“Chaque fois que vous vous retrouvez du côté de la majorité, il est temps de vous arrêter et de réfléchir‟. Mark Twain
“Et si, ce soir du 28 mars (1955), Soustelle attendait des visiteurs, c’était dans cette optique : rassurer la communauté musulmane, calmer les appréhensions, la panique que l’annonce de l’état d’urgence avait fait naître. [Le commandant Vincent] Monteil avait proposé à Soustelle de lui faire rencontrer des représentants des mouvements nationalistes de toute tendance : un représentant des ulémas réformistes, un membre de l’U.D.M.A. de Ferhat Abbas. Deux M.T.L.D. : un messaliste, un centraliste.
« Qui pensez-vous m’amener ? avait demandé Soustelle.
— Le Cheikh Kheireddine, qui est le vice-président des ulémas, Me Ouagag, un messaliste, qui est président du Comité de secours aux victimes de la répression. Ceux-là sont des durs. Des hommes avec qui il faut compter. Il pourrait y avoir le Dr Ahmed Francis, le bras droit de Ferhat Abbas.
— Il faudra aussi que je voie Ferhat Abbas. Mais plus tard. Et ensuite ?
— Un centraliste : Hadj Cherchali. C’est tout ce que j’ai pu trouver dans ce domaine. Son « dossier de moralité » n’est pas fameux, on y parle d’escroquerie, de traite des blanches… Mais il transmettra ce que vous direz. Les autres centralistes, les « bien », sont encore en prison !
— Bon, amenez-moi vos hommes. Mais discrètement. »
Car, en 1955, l’ambiance est telle à Alger, les groupes de pression si influents, la presse toujours prête à enflammer les esprits, que si le gouverneur général entendait recevoir en plein jour, à son bureau du G.G., une délégation « représentative » musulmane, on crierait à la trahison. Soustelle — nommé par Mendès, ne manquerait-on pas de souligner — se prépare à brader l’Algérie ! Il fallait agir discrètement. À la sauvette. Cela non plus n’était pas fait pour simplifier les choses. C’était, consciemment ou non, traiter les musulmans en « pestiférés ». Heureusement, le travail de contact accompli par Monteil, la confiance amicale qu’avaient en lui la plupart de ceux qu’il avait rencontrés feraient passer sur bien des détails. De plus, Soustelle voulait profiter de cette rencontre pour jeter les bases d’une politique qu’il entrevoyait et qui — parallèlement à l’intégration qui restait son cheval de bataille — permettrait la création d’une troisième force composée d’Algériens avec qui on puisse discuter honorablement, qui ne soient pas des assassins comme Ben Boulaïd, ou ce Chihani qui l’avait remplacé dans l’Aurès, ou Krim et Ouamrane. [Le commandant Vincent] Monteil l’avait d’ailleurs expliqué à [Benyoucef] Benkhedda lors de son entrevue à la prison de Barberousse :
« La France devra un jour « discuter », elle ne le fera jamais avec des assassins, mais elle peut parler avec vous qui êtes des modérés, des gens de culture française. »
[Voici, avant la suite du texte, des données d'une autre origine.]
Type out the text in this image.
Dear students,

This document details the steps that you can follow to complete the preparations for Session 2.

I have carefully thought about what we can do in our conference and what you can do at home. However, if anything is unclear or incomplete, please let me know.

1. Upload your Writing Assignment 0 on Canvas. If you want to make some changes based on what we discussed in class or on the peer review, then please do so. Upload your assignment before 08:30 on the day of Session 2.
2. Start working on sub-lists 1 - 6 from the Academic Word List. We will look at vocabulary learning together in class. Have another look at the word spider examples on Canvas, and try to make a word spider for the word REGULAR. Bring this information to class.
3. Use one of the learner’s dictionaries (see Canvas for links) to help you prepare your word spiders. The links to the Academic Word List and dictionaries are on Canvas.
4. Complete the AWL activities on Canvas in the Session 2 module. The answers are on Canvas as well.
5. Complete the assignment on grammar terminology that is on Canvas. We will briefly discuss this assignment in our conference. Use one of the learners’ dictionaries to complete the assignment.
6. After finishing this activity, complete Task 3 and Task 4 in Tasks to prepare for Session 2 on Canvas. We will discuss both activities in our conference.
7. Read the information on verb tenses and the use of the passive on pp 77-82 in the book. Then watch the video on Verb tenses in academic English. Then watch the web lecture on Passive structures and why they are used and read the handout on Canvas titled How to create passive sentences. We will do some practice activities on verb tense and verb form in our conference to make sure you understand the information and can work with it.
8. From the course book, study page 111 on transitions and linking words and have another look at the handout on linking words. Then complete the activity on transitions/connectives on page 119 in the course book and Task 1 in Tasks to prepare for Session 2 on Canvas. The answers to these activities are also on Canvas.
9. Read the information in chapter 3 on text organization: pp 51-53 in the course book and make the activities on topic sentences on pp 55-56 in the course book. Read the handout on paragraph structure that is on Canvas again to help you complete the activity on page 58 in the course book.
Voilà, c’était cela. Des modérés. Des gens de culture française. Il fallait se les attacher. Les « monter en épingle », jouer sincèrement avec eux. L’armée écrasant la rébellion, l’intégration se faisant par paliers et une troisième force musulmane venant rejoindre « aux commandes » les Européens, c’était cela la chance de l’Algérie… C’était cela le plan Soustelle. Les représentants nationalistes qu’il avait rencontrés lui avaient fait bonne impression. Dans les mêmes conditions, il reçut Ferhat Abbas. Toujours au palais d’Été ; toujours entre onze heures et minuit. Il fut surpris de la modération du leader algérien. Il ne réclamait même pas le collège unique !
(…)
Lorsque Ferhat Abbas se retira, chacun était ravi de la rencontre. Les deux hommes « se plaisaient ».
« Voilà ceux avec qui nous devrons discuter un jour, pensa de nouveau Soustelle, c’est autre chose que ces Krim, Ouamrane…». Un Ferhat Abbas voyait l’avenir sur dix ans. Il ne voulait pas « tout bouffer » tout de suite.
Soustelle aurait été bien étonné s’il avait su que l’homme qui l’avait nommé gouverneur général, Pierre Mendès-France, voulait, lui, discuter avec les chefs, avec ceux qui avaient pris le maquis, avec ceux qui s’étaient révoltés. Des contacts avaient été établis par Jacques-Chevallier. Mendès avait fait dire qu’il était prêt à rencontrer secrètement tous les chefs de zone. Ouamrane avait appris la nouvelle à Souk-el-Had (Boumerdes). Il était venu jusqu’à Alger. Ceux des chefs de zone qui avaient pu être joints devaient se retrouver dans la capitale. Un avion les dirigerait vers Rome. Après on verrait. La faiblesse des moyens dont disposaient les « chefs de la révolution » était telle que les Kabyles jugèrent qu’il fallait tout tenter et accepter la rencontre. Et Soustelle aurait été encore plus surpris s’il avait su que Krim, Ouamrane et les Algérois — on n’avait pu joindre ni l’Aurès ni le Constantinois — étaient prêts à accepter une « autonomie interne de l’Algérie étalée sur vingt ans » !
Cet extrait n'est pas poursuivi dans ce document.